The early sections of the book exhaustively cover the necessary tools, spices, and ingredients. Wolfert's recipes encompass the dishes both urban and rural, of royalty and peasant, and from all regions of this geographically diverse country. They are clear, unfussy, unambiguous, and bubbling over with Wolfert's passion and knowledge of the cuisine. There is no technique that isn't simplified and explained in detail, and she reveals logical shortcuts when they exist (like how to make instant couscous taste like the real thing). The headnotes, sidebars, and notes are loaded with history, concise explanations, and personal anecdotes; it all makes for an entertaining read, even if you never cook a single dish.
Composing a meal, you might start with one of the many salads, such as orange, radish, orange flower water, and cinnamon, or crushed olive dressed with bitter orange marmalade and cumin. You might follow with quail bastilla, made with warqa, using Wolfert's ingenious and simple method of painting batter onto a nonstick skillet. Next you might serve a nice, creamy soup of butternut squash and tomato with goat cheese.

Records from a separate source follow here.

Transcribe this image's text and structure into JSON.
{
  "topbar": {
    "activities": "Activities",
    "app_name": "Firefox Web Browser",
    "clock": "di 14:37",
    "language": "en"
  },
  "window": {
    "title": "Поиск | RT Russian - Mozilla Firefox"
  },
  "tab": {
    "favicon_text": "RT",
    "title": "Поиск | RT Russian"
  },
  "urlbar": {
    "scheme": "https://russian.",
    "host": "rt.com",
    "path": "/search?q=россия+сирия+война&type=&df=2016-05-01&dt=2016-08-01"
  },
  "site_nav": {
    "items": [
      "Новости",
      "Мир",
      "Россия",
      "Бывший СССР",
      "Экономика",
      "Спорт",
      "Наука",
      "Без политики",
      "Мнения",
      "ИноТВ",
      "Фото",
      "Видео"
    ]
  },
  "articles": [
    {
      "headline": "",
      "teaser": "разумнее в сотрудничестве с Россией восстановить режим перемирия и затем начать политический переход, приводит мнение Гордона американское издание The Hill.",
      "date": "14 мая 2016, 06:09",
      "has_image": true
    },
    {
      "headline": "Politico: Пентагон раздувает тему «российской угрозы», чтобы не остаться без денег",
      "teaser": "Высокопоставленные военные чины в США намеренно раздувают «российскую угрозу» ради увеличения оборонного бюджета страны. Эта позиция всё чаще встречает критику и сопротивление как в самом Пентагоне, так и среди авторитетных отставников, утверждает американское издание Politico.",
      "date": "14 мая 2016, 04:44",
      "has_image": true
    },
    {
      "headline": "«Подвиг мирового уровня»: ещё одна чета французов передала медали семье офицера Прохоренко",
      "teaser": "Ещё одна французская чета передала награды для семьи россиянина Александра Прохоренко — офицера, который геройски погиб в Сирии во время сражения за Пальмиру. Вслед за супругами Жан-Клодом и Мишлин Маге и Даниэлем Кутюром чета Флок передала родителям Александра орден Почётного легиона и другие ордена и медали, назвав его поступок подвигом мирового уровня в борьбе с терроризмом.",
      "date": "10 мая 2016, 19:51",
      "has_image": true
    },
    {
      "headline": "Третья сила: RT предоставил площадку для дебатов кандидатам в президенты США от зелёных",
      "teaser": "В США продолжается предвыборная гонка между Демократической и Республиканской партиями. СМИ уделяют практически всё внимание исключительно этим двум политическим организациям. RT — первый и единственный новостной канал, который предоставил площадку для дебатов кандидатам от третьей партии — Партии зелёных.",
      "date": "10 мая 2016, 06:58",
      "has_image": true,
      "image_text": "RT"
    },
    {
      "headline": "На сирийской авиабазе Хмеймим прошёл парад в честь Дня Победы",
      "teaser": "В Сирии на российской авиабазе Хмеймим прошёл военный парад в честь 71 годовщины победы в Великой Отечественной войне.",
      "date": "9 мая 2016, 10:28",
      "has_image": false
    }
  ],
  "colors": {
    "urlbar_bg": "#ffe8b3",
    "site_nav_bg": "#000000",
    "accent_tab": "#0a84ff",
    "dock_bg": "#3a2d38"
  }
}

Bring out the big guns with steamed grits with shrimp, onions, and glazed turnips, and follow with braised game hen with saffron, garlic, and almonds, or lamb with quince and okra. Have a platter of roasted cauliflower with tomato and olives on the side and finish with an apple-raisin tart with rose water. When you've finished the book and cooked from its pages, you'll understand the country, its people, its food, and the true flavor of the cuisine.